The Ultimate Don't List

True tales of brides behaving badly and pointers on avoiding matrimonial missteps

Some brides are—how do we put this?mdash;somewhat uninformed when it comes to good manners. The following are totally true tales of brides behaving badly. Some names have been omitted to protect the clueless; others, not. (Sorry, Mariah.)

1. Don’t demand that your guests dress like wenches. You want to wear a plunging bustier for your Renaissance-themed wedding? Fine. But expecting the men to wear tights? Off with your head! Instead: You can note “Renaissance attire optional” at the bottom of the invitation and let the guests choose to interpret it (or not) themselves.

2. Don’t send the Yellow Pages. How’s this for lazy? A southern California bride photocopied the hotel section from her local phone book—103 hotels!—and mailed it to her out-of-town guests. Instead: Reserve a block of rooms at one or two convenient hotels (ideally in more than one price range); put the information on a card included with the invitation.

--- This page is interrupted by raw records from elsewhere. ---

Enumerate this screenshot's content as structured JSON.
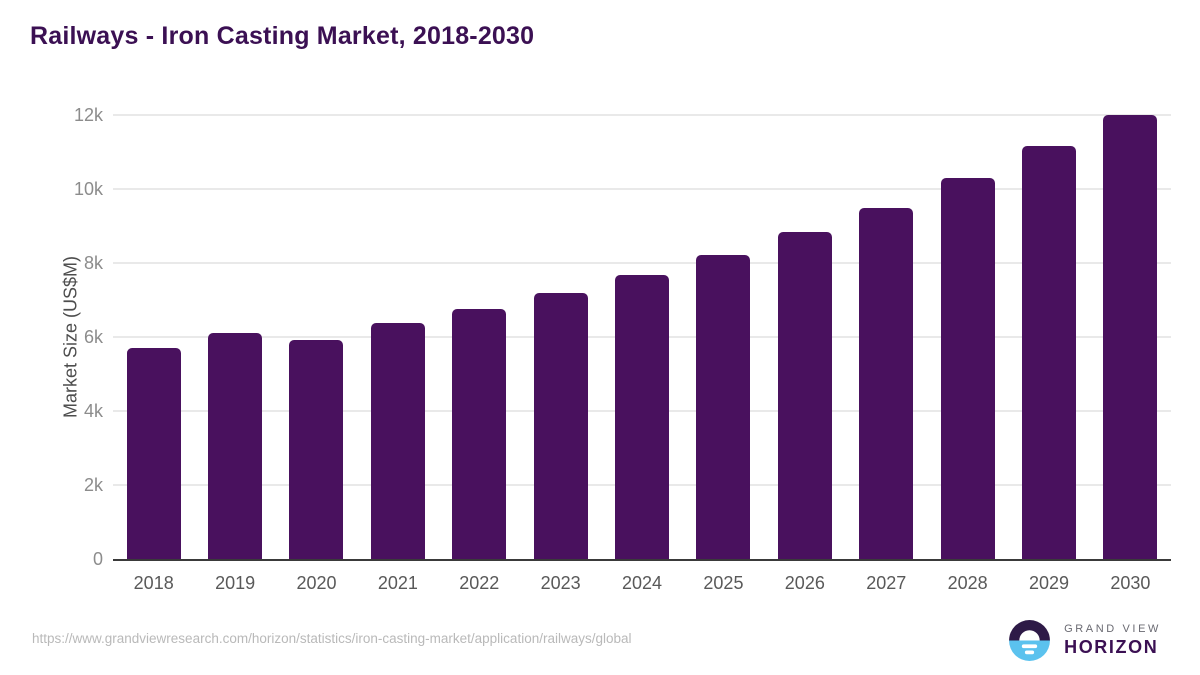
{
  "header": {
    "title": "Railways - Iron Casting Market, 2018-2030"
  },
  "chart_data": {
    "type": "bar",
    "title": "Railways - Iron Casting Market, 2018-2030",
    "categories": [
      "2018",
      "2019",
      "2020",
      "2021",
      "2022",
      "2023",
      "2024",
      "2025",
      "2026",
      "2027",
      "2028",
      "2029",
      "2030"
    ],
    "values": [
      5700,
      6110,
      5930,
      6370,
      6760,
      7190,
      7680,
      8220,
      8840,
      9500,
      10300,
      11150,
      12080
    ],
    "xlabel": "",
    "ylabel": "Market Size (US$M)",
    "ylim": [
      0,
      12000
    ],
    "yticks": [
      {
        "value": 0,
        "label": "0"
      },
      {
        "value": 2000,
        "label": "2k"
      },
      {
        "value": 4000,
        "label": "4k"
      },
      {
        "value": 6000,
        "label": "6k"
      },
      {
        "value": 8000,
        "label": "8k"
      },
      {
        "value": 10000,
        "label": "10k"
      },
      {
        "value": 12000,
        "label": "12k"
      }
    ],
    "grid": "horizontal-light",
    "legend_position": "none",
    "bar_color": "#49115e"
  },
  "footer": {
    "source_url": "https://www.grandviewresearch.com/horizon/statistics/iron-casting-market/application/railways/global",
    "logo": {
      "brand_top": "GRAND VIEW",
      "brand_bottom": "HORIZON",
      "icon": "horizon-sun-circle-icon"
    }
  },
  "colors": {
    "title": "#3b1053",
    "bar": "#49115e",
    "axis_line": "#3a3a3a",
    "gridline": "#e9e9e9",
    "y_tick_label": "#8c8c8c",
    "x_tick_label": "#595959",
    "url_text": "#b9b9b9",
    "logo_dark": "#2e1a47",
    "logo_blue": "#5bc2ee"
  }
}
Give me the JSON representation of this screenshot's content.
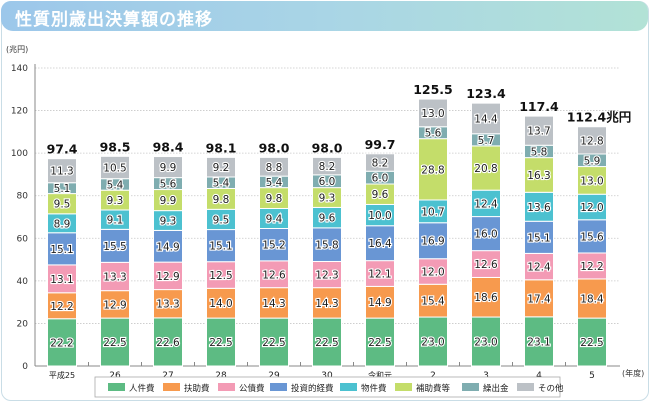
{
  "title": "性質別歳出決算額の推移",
  "chart_data": {
    "type": "bar",
    "stacked": true,
    "title": "性質別歳出決算額の推移",
    "ylabel": "(兆円)",
    "xlabel": "(年度)",
    "ylim": [
      0,
      140
    ],
    "yticks": [
      0,
      20,
      40,
      60,
      80,
      100,
      120,
      140
    ],
    "grid": true,
    "categories": [
      "平成25",
      "26",
      "27",
      "28",
      "29",
      "30",
      "令和元",
      "2",
      "3",
      "4",
      "5"
    ],
    "totals": [
      "97.4",
      "98.5",
      "98.4",
      "98.1",
      "98.0",
      "98.0",
      "99.7",
      "125.5",
      "123.4",
      "117.4",
      "112.4兆円"
    ],
    "legend_position": "bottom",
    "series": [
      {
        "name": "人件費",
        "color": "#5dbb83",
        "values": [
          22.2,
          22.5,
          22.6,
          22.5,
          22.5,
          22.5,
          22.5,
          23.0,
          23.0,
          23.1,
          22.5
        ]
      },
      {
        "name": "扶助費",
        "color": "#f79a4e",
        "values": [
          12.2,
          12.9,
          13.3,
          14.0,
          14.3,
          14.3,
          14.9,
          15.4,
          18.6,
          17.4,
          18.4
        ]
      },
      {
        "name": "公債費",
        "color": "#f39bb5",
        "values": [
          13.1,
          13.3,
          12.9,
          12.5,
          12.6,
          12.3,
          12.1,
          12.0,
          12.6,
          12.4,
          12.2
        ]
      },
      {
        "name": "投資的経費",
        "color": "#6996d4",
        "values": [
          15.1,
          15.5,
          14.9,
          15.1,
          15.2,
          15.8,
          16.4,
          16.9,
          16.0,
          15.1,
          15.6
        ]
      },
      {
        "name": "物件費",
        "color": "#4cc1d0",
        "values": [
          8.9,
          9.1,
          9.3,
          9.5,
          9.4,
          9.6,
          10.0,
          10.7,
          12.4,
          13.6,
          12.0
        ]
      },
      {
        "name": "補助費等",
        "color": "#c4dd6a",
        "values": [
          9.5,
          9.3,
          9.9,
          9.8,
          9.8,
          9.3,
          9.6,
          28.8,
          20.8,
          16.3,
          13.0
        ]
      },
      {
        "name": "繰出金",
        "color": "#7fadb0",
        "values": [
          5.1,
          5.4,
          5.6,
          5.4,
          5.4,
          6.0,
          6.0,
          5.6,
          5.7,
          5.8,
          5.9
        ]
      },
      {
        "name": "その他",
        "color": "#bcc1c6",
        "values": [
          11.3,
          10.5,
          9.9,
          9.2,
          8.8,
          8.2,
          8.2,
          13.0,
          14.4,
          13.7,
          12.8
        ]
      }
    ]
  }
}
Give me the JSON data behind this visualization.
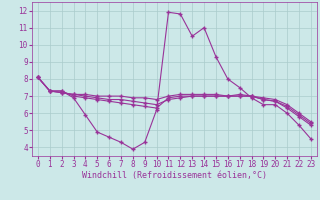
{
  "xlabel": "Windchill (Refroidissement éolien,°C)",
  "xlim": [
    -0.5,
    23.5
  ],
  "ylim": [
    3.5,
    12.5
  ],
  "xticks": [
    0,
    1,
    2,
    3,
    4,
    5,
    6,
    7,
    8,
    9,
    10,
    11,
    12,
    13,
    14,
    15,
    16,
    17,
    18,
    19,
    20,
    21,
    22,
    23
  ],
  "yticks": [
    4,
    5,
    6,
    7,
    8,
    9,
    10,
    11,
    12
  ],
  "bg_color": "#cce8e8",
  "grid_color": "#aacccc",
  "line_color": "#993399",
  "series": [
    [
      8.1,
      7.3,
      7.3,
      6.9,
      5.9,
      4.9,
      4.6,
      4.3,
      3.9,
      4.3,
      6.2,
      11.9,
      11.8,
      10.5,
      11.0,
      9.3,
      8.0,
      7.5,
      6.9,
      6.5,
      6.5,
      6.0,
      5.3,
      4.5
    ],
    [
      8.1,
      7.3,
      7.3,
      7.0,
      6.9,
      6.8,
      6.7,
      6.6,
      6.5,
      6.4,
      6.3,
      6.9,
      7.0,
      7.0,
      7.0,
      7.0,
      7.0,
      7.0,
      7.0,
      6.8,
      6.7,
      6.3,
      5.8,
      5.3
    ],
    [
      8.1,
      7.3,
      7.2,
      7.1,
      7.0,
      6.9,
      6.8,
      6.8,
      6.7,
      6.6,
      6.5,
      6.8,
      6.9,
      7.0,
      7.0,
      7.0,
      7.0,
      7.0,
      7.0,
      6.8,
      6.7,
      6.4,
      5.9,
      5.4
    ],
    [
      8.1,
      7.3,
      7.2,
      7.1,
      7.1,
      7.0,
      7.0,
      7.0,
      6.9,
      6.9,
      6.8,
      7.0,
      7.1,
      7.1,
      7.1,
      7.1,
      7.0,
      7.1,
      7.0,
      6.9,
      6.8,
      6.5,
      6.0,
      5.5
    ]
  ],
  "marker": "+",
  "markersize": 3,
  "linewidth": 0.8,
  "tick_fontsize": 5.5,
  "xlabel_fontsize": 6.0
}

3. Don’t create DIY invitations that resemble a third-grade art project. Telltale signs: visible glue, staples, butterflies done with poster paints. Instead: Keep it sophisticated. Use your computer and a template created by professional designers. Check out,, and

4. Don’t pull a Mariah Carey. Rumor has it that when the diva was planning her wedding to Nick Cannon, she had her minions e-mail her registry info to pals who weren’t even invited. Instead: Shower (not wedding) invitations can include registry info. It’s okay to put a link on your wedding Web site, where guests will expect it.

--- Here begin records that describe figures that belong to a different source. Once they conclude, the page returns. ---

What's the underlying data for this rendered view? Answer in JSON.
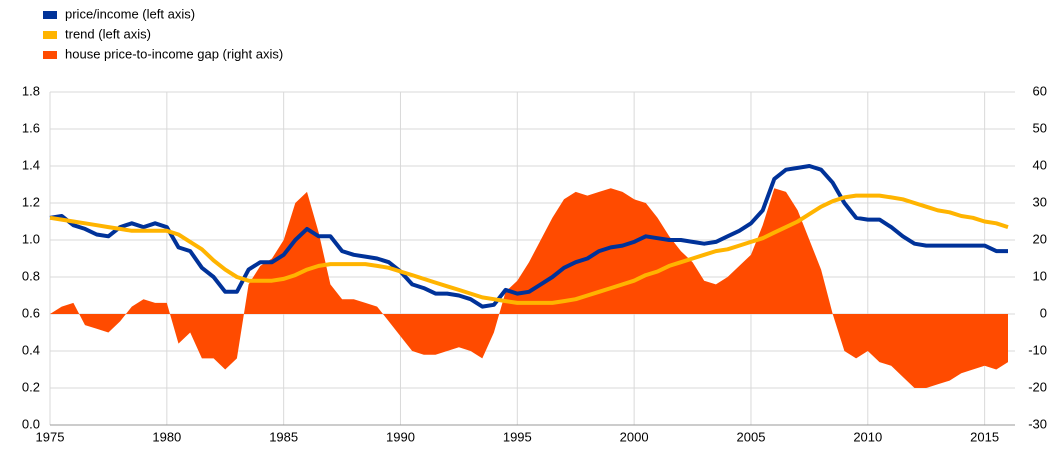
{
  "chart_data": {
    "type": "line",
    "x": [
      1975,
      1975.5,
      1976,
      1976.5,
      1977,
      1977.5,
      1978,
      1978.5,
      1979,
      1979.5,
      1980,
      1980.5,
      1981,
      1981.5,
      1982,
      1982.5,
      1983,
      1983.5,
      1984,
      1984.5,
      1985,
      1985.5,
      1986,
      1986.5,
      1987,
      1987.5,
      1988,
      1988.5,
      1989,
      1989.5,
      1990,
      1990.5,
      1991,
      1991.5,
      1992,
      1992.5,
      1993,
      1993.5,
      1994,
      1994.5,
      1995,
      1995.5,
      1996,
      1996.5,
      1997,
      1997.5,
      1998,
      1998.5,
      1999,
      1999.5,
      2000,
      2000.5,
      2001,
      2001.5,
      2002,
      2002.5,
      2003,
      2003.5,
      2004,
      2004.5,
      2005,
      2005.5,
      2006,
      2006.5,
      2007,
      2007.5,
      2008,
      2008.5,
      2009,
      2009.5,
      2010,
      2010.5,
      2011,
      2011.5,
      2012,
      2012.5,
      2013,
      2013.5,
      2014,
      2014.5,
      2015,
      2015.5,
      2016
    ],
    "series": [
      {
        "name": "house price-to-income gap (right axis)",
        "color": "#ff4b00",
        "type": "area",
        "axis": "y2",
        "values": [
          0,
          2,
          3,
          -3,
          -4,
          -5,
          -2,
          2,
          4,
          3,
          3,
          -8,
          -5,
          -12,
          -12,
          -15,
          -12,
          8,
          13,
          15,
          20,
          30,
          33,
          22,
          8,
          4,
          4,
          3,
          2,
          -2,
          -6,
          -10,
          -11,
          -11,
          -10,
          -9,
          -10,
          -12,
          -5,
          6,
          9,
          14,
          20,
          26,
          31,
          33,
          32,
          33,
          34,
          33,
          31,
          30,
          26,
          21,
          17,
          14,
          9,
          8,
          10,
          13,
          16,
          24,
          34,
          33,
          28,
          20,
          12,
          0,
          -10,
          -12,
          -10,
          -13,
          -14,
          -17,
          -20,
          -20,
          -19,
          -18,
          -16,
          -15,
          -14,
          -15,
          -13
        ]
      },
      {
        "name": "price/income (left axis)",
        "color": "#003299",
        "type": "line",
        "values": [
          1.12,
          1.13,
          1.08,
          1.06,
          1.03,
          1.02,
          1.07,
          1.09,
          1.07,
          1.09,
          1.07,
          0.96,
          0.94,
          0.85,
          0.8,
          0.72,
          0.72,
          0.84,
          0.88,
          0.88,
          0.92,
          1.0,
          1.06,
          1.02,
          1.02,
          0.94,
          0.92,
          0.91,
          0.9,
          0.88,
          0.83,
          0.76,
          0.74,
          0.71,
          0.71,
          0.7,
          0.68,
          0.64,
          0.65,
          0.73,
          0.71,
          0.72,
          0.76,
          0.8,
          0.85,
          0.88,
          0.9,
          0.94,
          0.96,
          0.97,
          0.99,
          1.02,
          1.01,
          1.0,
          1.0,
          0.99,
          0.98,
          0.99,
          1.02,
          1.05,
          1.09,
          1.16,
          1.33,
          1.38,
          1.39,
          1.4,
          1.38,
          1.31,
          1.2,
          1.12,
          1.11,
          1.11,
          1.07,
          1.02,
          0.98,
          0.97,
          0.97,
          0.97,
          0.97,
          0.97,
          0.97,
          0.94,
          0.94
        ]
      },
      {
        "name": "trend (left axis)",
        "color": "#ffb400",
        "type": "line",
        "values": [
          1.12,
          1.11,
          1.1,
          1.09,
          1.08,
          1.07,
          1.06,
          1.05,
          1.05,
          1.05,
          1.05,
          1.03,
          0.99,
          0.95,
          0.89,
          0.84,
          0.8,
          0.78,
          0.78,
          0.78,
          0.79,
          0.81,
          0.84,
          0.86,
          0.87,
          0.87,
          0.87,
          0.87,
          0.86,
          0.85,
          0.83,
          0.81,
          0.79,
          0.77,
          0.75,
          0.73,
          0.71,
          0.69,
          0.68,
          0.67,
          0.66,
          0.66,
          0.66,
          0.66,
          0.67,
          0.68,
          0.7,
          0.72,
          0.74,
          0.76,
          0.78,
          0.81,
          0.83,
          0.86,
          0.88,
          0.9,
          0.92,
          0.94,
          0.95,
          0.97,
          0.99,
          1.01,
          1.04,
          1.07,
          1.1,
          1.14,
          1.18,
          1.21,
          1.23,
          1.24,
          1.24,
          1.24,
          1.23,
          1.22,
          1.2,
          1.18,
          1.16,
          1.15,
          1.13,
          1.12,
          1.1,
          1.09,
          1.07
        ]
      }
    ],
    "legend_order": [
      1,
      2,
      0
    ],
    "xlim": [
      1975,
      2016.3
    ],
    "xticks": [
      1975,
      1980,
      1985,
      1990,
      1995,
      2000,
      2005,
      2010,
      2015
    ],
    "ylim": [
      0,
      1.8
    ],
    "yticks": [
      {
        "value": 0,
        "label": "0.0"
      },
      0.2,
      0.4,
      0.6,
      0.8,
      {
        "value": 1,
        "label": "1.0"
      },
      1.2,
      1.4,
      1.6,
      1.8
    ],
    "y2lim": [
      -30,
      60
    ],
    "y2ticks": [
      -30,
      -20,
      -10,
      0,
      10,
      20,
      30,
      40,
      50,
      60
    ],
    "grid": true
  }
}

5. Don’t turn your wedding into a photo shoot. While your photographer is suggesting “just one more shot” of the two of you by the wisteria, your guests are getting very bored or very drunk. Instead: Take photos before the ceremony so you can make real memories—with your guests.

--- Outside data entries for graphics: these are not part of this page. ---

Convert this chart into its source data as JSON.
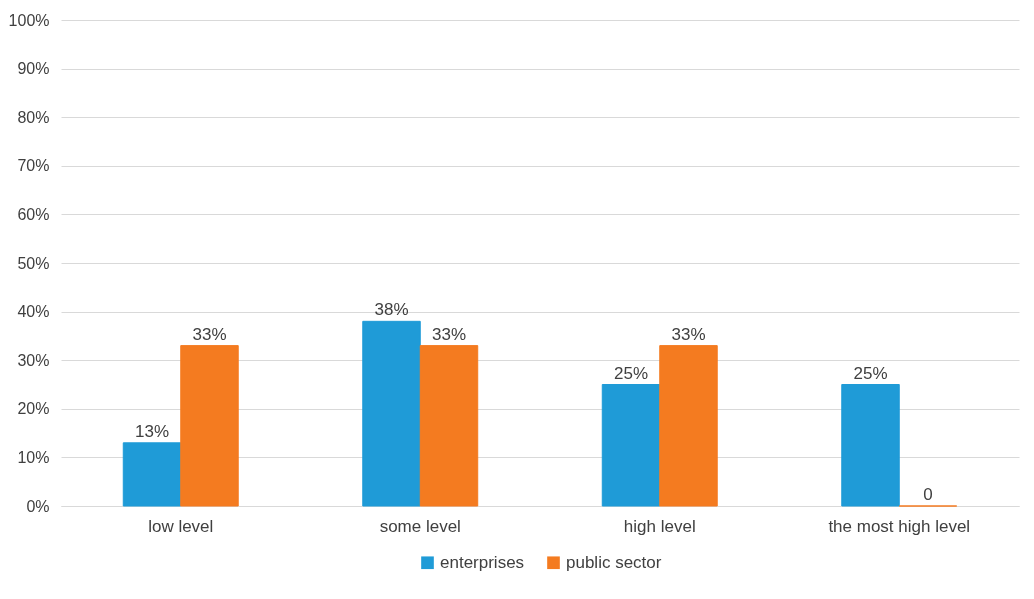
{
  "chart_data": {
    "type": "bar",
    "categories": [
      "low level",
      "some level",
      "high level",
      "the most high level"
    ],
    "series": [
      {
        "name": "enterprises",
        "color": "#1f9bd7",
        "values": [
          13,
          38,
          25,
          25
        ],
        "value_labels": [
          "13%",
          "38%",
          "25%",
          "25%"
        ]
      },
      {
        "name": "public sector",
        "color": "#f47b20",
        "values": [
          33,
          33,
          33,
          0
        ],
        "value_labels": [
          "33%",
          "33%",
          "33%",
          "0"
        ]
      }
    ],
    "ylim": [
      0,
      100
    ],
    "yticks": [
      {
        "value": 0,
        "label": "0%"
      },
      {
        "value": 10,
        "label": "10%"
      },
      {
        "value": 20,
        "label": "20%"
      },
      {
        "value": 30,
        "label": "30%"
      },
      {
        "value": 40,
        "label": "40%"
      },
      {
        "value": 50,
        "label": "50%"
      },
      {
        "value": 60,
        "label": "60%"
      },
      {
        "value": 70,
        "label": "70%"
      },
      {
        "value": 80,
        "label": "80%"
      },
      {
        "value": 90,
        "label": "90%"
      },
      {
        "value": 100,
        "label": "100%"
      }
    ],
    "grid": "y",
    "legend": "bottom"
  }
}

6. Don’t charge admission. A cash bar is tacky. Even tackier? Selling tickets to the wedding (or any related events) to raise money for… the wedding. Instead: Scale back the party or the guest list so you can afford to pay for it yourselves.

7. Don’t confuse a text message with a proper thank-you note. Take the time to do better than: “Thx 4 the $$. XO, Sue & John.” Instead: In each (handwritten!) note, explain what the gift means to you or how you’ll use it.

8. Don’t embrace Jack Daniels. We’ve all heard about the bride who passed out in the ladies’ room and the groom who got into a fistfight with the best man. Instead: Be moderate with the margaritas and mojitos. You'll thank yourself in the morning.